Going Deeper with Convolutions(InceptionV1) - 논문 구현

Hwangbo Gyeom·2023년 4월 13일

Computer Vision Deep Learning 논문 구현 논문 리뷰

Paper Review

목록 보기

1/7

이번 포스팅에서는 GoogLeNet(Inceptionv1) 논문을 정리해보려고 한다.

1. Abstract

이 논문의 초록에서는 GoogLeNet에 대해 간략히 설명하고 있다.
GoogLeNet의 가장 중요한 특징은 연산을 하기 위해 소모되는 자원의 사용 효율이 개선되었다는 것이다. 이것은 네트워크의 깊이와 너비가 증가할 때 연산량은 동일하게 유지함으로써 가능한 것이었다. 또한, 성능의 최적화를 위해 Hebbian Principle과 multi-scale processing을 적용했다.

1-1. Hebbian Principle

Hebbian Principle은 뇌 이론가인 도날드 헤브 박사가 제안한 이론이다. Hebbian principle 은 “Neurons That Fire Together Wire Together”, 즉 하나의 뉴런이 활성화될때 다른 관련된 뉴런도 활성화됨을 의미한다. 여기서 얻은 직관으로 모든 뉴런을 densly 하게 연결할게 아니라, 연관성이 높은 뉴런들을 sparsely 하게 연결하는 구조를 생각해냈다.

2. Introduction

지난 3년동안, 딥러닝의 발전으로 인해 CNN 분야가 빠른 속도로 성장했다. CNN 분야의 성장은 하드웨어의 성능, 더 큰 데이터셋, 더 큰 모델이 아닌, 새로운 아이디어, 알고리즘, 그리고 개선된 신경망 덕분이었다.
GoogLeNet은 AlexNet보다 12배 적은 파라미터를 사용하는데도 불구하고 더 높은 정확도를 보인다. 이것은 R-CNN과 같이 깊은 모델과 클래식한 컴퓨터 비전의 시너지로 인해 가능했다.

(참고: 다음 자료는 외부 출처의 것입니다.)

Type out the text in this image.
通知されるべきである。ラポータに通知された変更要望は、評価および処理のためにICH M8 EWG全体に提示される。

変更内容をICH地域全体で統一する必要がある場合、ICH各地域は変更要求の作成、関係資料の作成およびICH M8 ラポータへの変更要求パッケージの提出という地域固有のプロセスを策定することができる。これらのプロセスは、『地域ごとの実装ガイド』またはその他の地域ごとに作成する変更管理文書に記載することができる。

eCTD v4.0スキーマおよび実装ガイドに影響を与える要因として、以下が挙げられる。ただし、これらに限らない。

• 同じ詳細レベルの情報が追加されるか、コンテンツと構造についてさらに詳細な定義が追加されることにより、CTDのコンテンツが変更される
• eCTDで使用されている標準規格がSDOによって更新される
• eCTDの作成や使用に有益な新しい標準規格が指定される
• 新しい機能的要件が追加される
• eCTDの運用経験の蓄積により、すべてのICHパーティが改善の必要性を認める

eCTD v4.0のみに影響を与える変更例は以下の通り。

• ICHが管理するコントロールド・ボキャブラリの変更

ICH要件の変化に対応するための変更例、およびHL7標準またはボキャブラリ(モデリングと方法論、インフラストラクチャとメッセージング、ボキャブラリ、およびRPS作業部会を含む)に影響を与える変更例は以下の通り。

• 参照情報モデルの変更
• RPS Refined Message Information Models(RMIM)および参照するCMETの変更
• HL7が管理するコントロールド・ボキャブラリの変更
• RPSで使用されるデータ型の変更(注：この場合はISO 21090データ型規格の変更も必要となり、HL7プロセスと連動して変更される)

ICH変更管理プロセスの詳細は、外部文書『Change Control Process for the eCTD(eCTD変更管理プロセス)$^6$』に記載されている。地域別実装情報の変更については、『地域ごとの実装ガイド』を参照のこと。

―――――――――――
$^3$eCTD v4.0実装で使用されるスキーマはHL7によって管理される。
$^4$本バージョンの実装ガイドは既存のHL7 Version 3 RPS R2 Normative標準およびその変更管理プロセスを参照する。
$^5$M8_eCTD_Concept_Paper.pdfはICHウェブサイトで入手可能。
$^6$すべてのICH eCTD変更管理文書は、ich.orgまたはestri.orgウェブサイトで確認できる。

모바일과 임베디드 컴퓨팅에서 전력과 메모리 사용에 대한 알고리즘의 효율성을 중요하게 여겼다. 그래서 모델이 엄격한 고정된 구조를 가지는 것보다 유연한 구조를 가지게 하였다.또한, 연산량을 1.5 billion 이하로 유지하여 본 논문의 내용이 학술적인 호기심으로만 남겨지지 않고 실제 사용될 수 있도록 하였다.

LeNet-5부터 CNN의 표준 구조가 만들어졌는데, 이는 여러 개의 convolutional layer들, 그리고 그 뒤로 하나 또는 여러개의 Fully Connected layer로 구성된다. 또한, Imagenet과 같은 큰 데이터셋에서의 트렌드가 레이어의 수와 사이즈를 늘리고 dropout을 적용하는 것이기 때문에 GoogLeNet에서도 동일하게 적용했다.

Network-in-Network는 신경망의 표현 능력을 향상시키기 위한 방법이며, 1x1 convolutional layer을 추가하고, 그 후에 ReLU 활성화함수를 사용함으로써 적용시킬 수 있다. 본 논문의 GoogLeNet에서도 이 방법을 사용하며, 그 이유로 2가지가 있다.

computational bottleneck를 제거하기 위한 차원 축소
성능의 심각한 저하 없이 네트워크의 깊이와 너비 증가

4. Motivation and High Level Considerations

깊은 신경망의 성능을 향상시키는 방법은 두 가지가 있다.

깊이의 증가(층의 개수)
너비의 증가(각 층의 유닛 개수)

그러나 위의 두 방법들에는 두 가지의 문제점이 존재한다.

오버피팅에 취약해진다.
더 큰 사이즈는 더 많은 파라마미터의 수를 의미하며, 이는 곧 네트워크가 오버피팅에 취약해진다는 것을 의미한다. 특히 학습 데이터의 수가 적을 경우 더욱 잘 나타난다. 고품질 데이터셋을 만들어내는 것은 어렵고 비용이 많이 들기 때문에 주요 병목현상이 될 수 있다.

컴퓨터 자원의 사용량이 늘어난다.
예를 들어, 만약 두개의 convolutional layer이 연결되어있다면, 필터 수를 증가시킬 때 연산량은 quadric하게 증가된다. 컴퓨팅 자원은 한정적이기 때문에 무분별하게 네트워크의 크기를 늘리는 것보다 효율적으로 컴퓨팅 자원을 분배하는 것이 중요하다.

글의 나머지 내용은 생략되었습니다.